Still, the Jansens said the pool is worth the work and money.
“It’s not just work; it’s fun,” Jorg said. “It helps bring up a generation of kids.”
He pointed out that for many kids, the pool gives them their first job.
Jorg explained the kids start out as basket roomers. It used to be that when patrons came in, they were given a basket to put their belongings into. The baskets were stored in the guard room and the workers in charge of this room were called the basket roomers. Today people take their clothes with them in the lounge area, and baskets are no longer in use.
The basket roomers then graduate to become life guards.
“They grow up with this pool,” he said.
Eventually, some of those who use to work as lifeguards return to the pool with their children.
The pool not only provides employment but also a social space for parents. Brigit pointed out the pool is like a club for mothers.
“A lot of friendships have formed (here),” Brigit said. “Even marriages have formed.”
“It’s a community affair,” Jorg added.
The pool also offers morning and evening swim lessons every two weeks as well as water Zumba and aerobic classes.
Currently, Barranca Pool has 300 families who are members.
The pool has close ties to other neighborhood pools. Brigit said they have an agreement with East Park Pool that if one pool is experiencing problems, its members can use the other pool.

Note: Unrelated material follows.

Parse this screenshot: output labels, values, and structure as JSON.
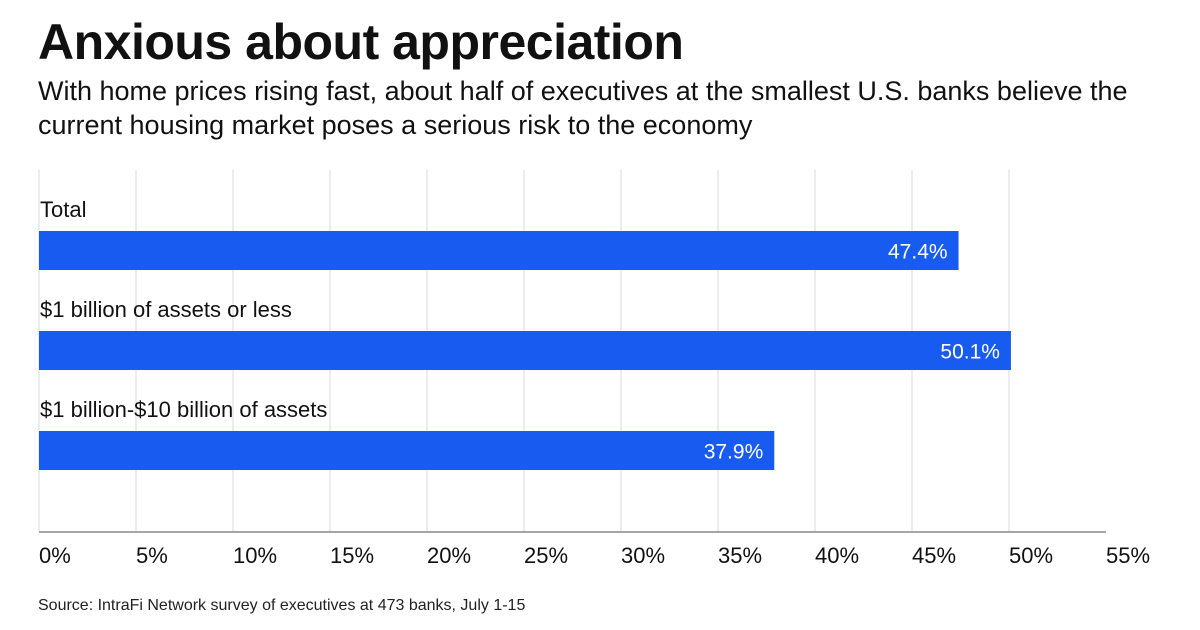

The pool wasn’t always a bustling place, the Jansens said. In fact, Brigit said in the 80s, the demographics on Barranca Mesa changed and there were a lot of less young families. As a result, it was proposed the pool be closed.
However, Jorg said, “then new families moved in and the whole world changed.”
In addition to young families supporting the pool, Brigit credited the board to keeping the pool opened all these years. “I think it’s also a dedicated board,” she said. “We spend so much time here you wouldn’t believe it.”
Both she and Jorg love it. Brigit describes herself as the “mother hen” and Jorg said, “When you retire it’s nice to have a new task.”
“It’s not just work,” he added. “It’s fun.”
Water and swimming have big parts of the Jansens’ lives. They both grew up by rivers. Brigit said she grew up next to a river fed by glaciers, so it was icy cold, and Jorg said he grew up by a muddy river, which required some effort to wash all the muck away.
The pool officially opened in 1969. Jorg said there wasn’t much going on at the time so opening the pool was a big deal.
The pool is located next door to Barranca Elementary School. According to a summary of the pool’s history that Jorg wrote, the Barranca Pool Association arrived at a 50-year lease agreement with the school board for 0.6 acres of land.
The construction price, according to the document, was $150,000.
In the document, Jorg concluded, “For the last 50 years patrons enjoyed the pool every summer; and I have high hopes that the old lady will provide fun and relaxation for many more years to come with the proper tender loving care by its members and its board.”